Os dados constam na edição de junho do Boletim Logístico da Companhia Nacional de Abastecimento (Conab), que aponta um cenário de aquecimento contínuo no transporte de produtos agrícolas, sustentado principalmente pela produção recorde de soja e pelo forte ritmo das exportações.

Produção histórica de soja sustenta demanda por transporte

De acordo com a Conab, o comportamento do mercado surpreende, já que o período pós-colheita normalmente é acompanhado por redução nas cotações do frete devido à menor necessidade de transporte.

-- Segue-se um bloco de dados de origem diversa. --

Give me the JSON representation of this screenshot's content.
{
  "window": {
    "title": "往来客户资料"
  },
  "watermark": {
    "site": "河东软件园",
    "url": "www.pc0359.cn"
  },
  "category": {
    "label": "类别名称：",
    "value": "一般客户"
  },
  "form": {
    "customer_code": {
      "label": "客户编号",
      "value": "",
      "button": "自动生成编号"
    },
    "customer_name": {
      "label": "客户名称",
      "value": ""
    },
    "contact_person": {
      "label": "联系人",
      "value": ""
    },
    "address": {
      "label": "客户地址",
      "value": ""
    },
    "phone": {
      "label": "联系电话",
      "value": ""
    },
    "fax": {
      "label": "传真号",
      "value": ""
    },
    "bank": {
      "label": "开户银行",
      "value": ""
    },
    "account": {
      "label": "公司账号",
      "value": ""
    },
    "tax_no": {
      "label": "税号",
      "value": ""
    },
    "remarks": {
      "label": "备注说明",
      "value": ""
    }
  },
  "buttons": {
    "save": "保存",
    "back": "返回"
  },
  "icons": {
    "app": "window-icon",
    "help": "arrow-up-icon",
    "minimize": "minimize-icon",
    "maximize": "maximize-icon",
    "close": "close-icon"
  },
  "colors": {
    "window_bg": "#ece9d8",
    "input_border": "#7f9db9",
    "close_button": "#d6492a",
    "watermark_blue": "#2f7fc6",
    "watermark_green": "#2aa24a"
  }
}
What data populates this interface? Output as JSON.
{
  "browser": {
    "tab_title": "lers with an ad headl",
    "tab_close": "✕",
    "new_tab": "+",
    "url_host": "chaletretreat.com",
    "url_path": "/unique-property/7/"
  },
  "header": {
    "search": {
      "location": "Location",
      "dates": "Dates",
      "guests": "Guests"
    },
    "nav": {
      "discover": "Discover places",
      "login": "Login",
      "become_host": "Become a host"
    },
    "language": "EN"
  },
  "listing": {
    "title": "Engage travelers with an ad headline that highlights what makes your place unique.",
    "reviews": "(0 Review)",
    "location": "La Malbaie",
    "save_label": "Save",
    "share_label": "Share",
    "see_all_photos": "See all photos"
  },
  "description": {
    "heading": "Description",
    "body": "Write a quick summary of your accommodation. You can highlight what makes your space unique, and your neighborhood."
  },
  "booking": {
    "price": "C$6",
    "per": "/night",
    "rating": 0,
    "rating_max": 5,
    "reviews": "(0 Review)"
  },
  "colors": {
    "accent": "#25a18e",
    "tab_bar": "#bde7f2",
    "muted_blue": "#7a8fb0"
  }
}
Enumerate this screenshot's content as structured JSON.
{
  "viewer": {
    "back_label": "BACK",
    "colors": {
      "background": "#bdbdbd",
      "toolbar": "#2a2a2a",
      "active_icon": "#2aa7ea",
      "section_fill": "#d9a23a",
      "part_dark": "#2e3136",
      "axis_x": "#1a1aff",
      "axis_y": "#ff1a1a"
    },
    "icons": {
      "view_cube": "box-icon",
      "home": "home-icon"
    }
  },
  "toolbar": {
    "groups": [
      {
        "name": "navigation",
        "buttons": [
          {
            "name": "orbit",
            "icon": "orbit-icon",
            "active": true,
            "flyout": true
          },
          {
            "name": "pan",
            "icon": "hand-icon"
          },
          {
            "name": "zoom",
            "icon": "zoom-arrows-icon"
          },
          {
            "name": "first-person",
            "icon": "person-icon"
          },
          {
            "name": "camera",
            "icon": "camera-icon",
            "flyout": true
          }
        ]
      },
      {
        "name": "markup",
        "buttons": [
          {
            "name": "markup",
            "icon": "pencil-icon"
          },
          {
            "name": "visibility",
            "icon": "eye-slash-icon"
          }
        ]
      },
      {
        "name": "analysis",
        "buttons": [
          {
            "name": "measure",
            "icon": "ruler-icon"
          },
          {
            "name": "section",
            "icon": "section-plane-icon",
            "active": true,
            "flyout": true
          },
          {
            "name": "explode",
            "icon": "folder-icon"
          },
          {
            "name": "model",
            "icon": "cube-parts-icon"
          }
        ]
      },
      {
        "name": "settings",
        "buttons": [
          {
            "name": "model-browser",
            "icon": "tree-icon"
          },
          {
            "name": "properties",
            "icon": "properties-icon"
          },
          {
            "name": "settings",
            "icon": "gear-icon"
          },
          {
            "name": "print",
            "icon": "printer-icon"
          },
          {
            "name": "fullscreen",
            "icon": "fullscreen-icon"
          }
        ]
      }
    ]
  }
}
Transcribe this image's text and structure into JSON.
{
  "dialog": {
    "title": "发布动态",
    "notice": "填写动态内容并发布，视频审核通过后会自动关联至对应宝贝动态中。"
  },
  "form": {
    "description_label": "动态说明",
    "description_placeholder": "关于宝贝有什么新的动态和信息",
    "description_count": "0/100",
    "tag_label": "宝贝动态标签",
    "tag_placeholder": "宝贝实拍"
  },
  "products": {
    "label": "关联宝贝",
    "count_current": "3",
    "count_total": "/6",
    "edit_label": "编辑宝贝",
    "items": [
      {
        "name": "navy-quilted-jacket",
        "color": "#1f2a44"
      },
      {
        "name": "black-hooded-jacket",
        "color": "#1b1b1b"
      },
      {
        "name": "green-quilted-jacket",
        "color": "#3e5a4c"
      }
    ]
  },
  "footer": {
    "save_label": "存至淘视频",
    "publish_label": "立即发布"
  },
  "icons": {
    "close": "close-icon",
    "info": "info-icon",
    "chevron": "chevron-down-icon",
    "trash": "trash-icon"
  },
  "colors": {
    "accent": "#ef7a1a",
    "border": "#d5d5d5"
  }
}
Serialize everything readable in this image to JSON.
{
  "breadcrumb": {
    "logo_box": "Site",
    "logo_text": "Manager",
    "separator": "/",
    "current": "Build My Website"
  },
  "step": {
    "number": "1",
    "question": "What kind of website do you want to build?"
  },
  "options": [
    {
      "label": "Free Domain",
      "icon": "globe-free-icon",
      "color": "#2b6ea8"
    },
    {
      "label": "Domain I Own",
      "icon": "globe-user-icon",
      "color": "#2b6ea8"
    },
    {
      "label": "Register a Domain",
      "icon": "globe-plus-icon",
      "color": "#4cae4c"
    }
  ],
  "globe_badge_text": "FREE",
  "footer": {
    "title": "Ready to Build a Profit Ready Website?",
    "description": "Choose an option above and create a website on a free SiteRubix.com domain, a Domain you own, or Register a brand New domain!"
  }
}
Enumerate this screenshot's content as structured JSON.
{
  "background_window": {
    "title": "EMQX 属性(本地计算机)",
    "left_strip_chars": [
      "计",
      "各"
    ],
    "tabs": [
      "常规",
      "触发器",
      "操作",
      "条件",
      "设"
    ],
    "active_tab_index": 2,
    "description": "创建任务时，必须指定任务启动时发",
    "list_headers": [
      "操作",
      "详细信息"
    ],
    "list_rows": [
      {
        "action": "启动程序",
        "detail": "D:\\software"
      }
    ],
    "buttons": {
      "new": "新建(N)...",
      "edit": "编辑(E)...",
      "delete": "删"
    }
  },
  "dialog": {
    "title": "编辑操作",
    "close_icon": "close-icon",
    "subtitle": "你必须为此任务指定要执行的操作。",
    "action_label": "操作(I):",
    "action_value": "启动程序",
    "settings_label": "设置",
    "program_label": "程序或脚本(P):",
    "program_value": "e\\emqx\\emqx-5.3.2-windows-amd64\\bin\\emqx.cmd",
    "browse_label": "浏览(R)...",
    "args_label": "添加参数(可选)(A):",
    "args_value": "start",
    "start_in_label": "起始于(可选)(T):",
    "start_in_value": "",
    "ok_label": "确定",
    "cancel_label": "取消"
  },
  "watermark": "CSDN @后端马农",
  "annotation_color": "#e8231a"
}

Segundo o superintendente de Logística Operacional da Companhia, Thomé Guth, a oferta recorde da oleaginosa alterou essa dinâmica.

A produção de soja aumentou 8,8 milhões de toneladas em relação à safra anterior, mantendo elevada a necessidade de caminhões para o escoamento da produção e impedindo uma queda mais significativa nos preços do transporte rodoviário.

Mato Grosso lidera estabilidade em patamar elevado

Em Mato Grosso, maior produtor de grãos do país, as tarifas de frete apresentaram apenas pequenas oscilações em relação ao mês anterior.

Apesar da estabilidade, os preços continuam elevados e próximos aos registrados durante o auge da colheita, refletindo o intenso fluxo logístico para atender o escoamento da produção agrícola.

Mato Grosso do Sul e Distrito Federal registram pressão logística

No Mato Grosso do Sul, a demanda por transporte permaneceu firme mesmo após o encerramento da safra de verão.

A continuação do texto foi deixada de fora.